Save the Cat: Book Jacket

According to Save the Cat author Blake Snyder, one of the four keys to writing a winning log-line (elevator pitch) for a screenplay is generating “a compelling mental picture that promises more.” Part of this step is visualizing the movie poster.

As novelists, we don’t need a poster (yet), but we do need a book jacket.

I’m totally getting WAY ahead of myself here, but in addition to Save the Cat, I  got two other very closely related messages in the past few days, so I’m pretty sure it’s a sign from the universe to design some cover art.

First, I was sent an article on The Point of the Paperback from my book-loving friend American Book Junkie. There are some really great looking books here, and I found that in almost every case I was more drawn to the hardcover than the paperback edition. Super fun article! If looking at book covers is your idea of eye candy, you really need to see it. I practically squealed.

Then Overthinking the “Movie Tie-In Edition” Book Cover Phenomenon showed up on the Misanthropology101 blog. A favorite book of mine, Cloud Atlas, which was turned into a “meh” movie, and I agree: the poster does not work as a book jacket.

To be honest, thinking about what the book cover will look like feels a bit like hanging a decorative shelf on an unpainted wall in a half-built house. But since I’m on break from writing this week to focus on reading, organizing notes, and getting the big picture perspective, why not have a bit of fun?
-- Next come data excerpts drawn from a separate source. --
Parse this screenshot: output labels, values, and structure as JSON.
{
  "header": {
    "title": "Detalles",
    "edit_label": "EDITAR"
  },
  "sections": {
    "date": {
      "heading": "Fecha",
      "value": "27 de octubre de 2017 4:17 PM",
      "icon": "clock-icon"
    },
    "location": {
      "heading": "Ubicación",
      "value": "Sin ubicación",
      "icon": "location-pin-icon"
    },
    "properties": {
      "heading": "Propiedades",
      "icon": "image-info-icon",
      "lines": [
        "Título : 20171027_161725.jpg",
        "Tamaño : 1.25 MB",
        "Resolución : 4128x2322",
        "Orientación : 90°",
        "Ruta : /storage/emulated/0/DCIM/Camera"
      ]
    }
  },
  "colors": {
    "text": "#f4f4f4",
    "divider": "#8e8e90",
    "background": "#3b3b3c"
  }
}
It’s kind of exciting because it makes me think, “I’m really doing this!”

Punk has an awesome concept for it. He even drew up a picture. I like it so much I think it might actually be the winning look for my book. So I’ll keep it a secret for now. In lieu of sharing it, here are a few book jackets that have lured me in over the years. If it hadn’t been for the cover art, I may not have even read some of these:



















Yep, I had a sweet little helper choosing favorites today. Good thing, too— he added a splash of color to an otherwise bland looking selection. (I must be in a yellow frame of mind.)

How about you guys— how do you choose your covers? Do you even think about cover art at all while writing the story, or do you wait to hang decorative shelves until after the house is painted?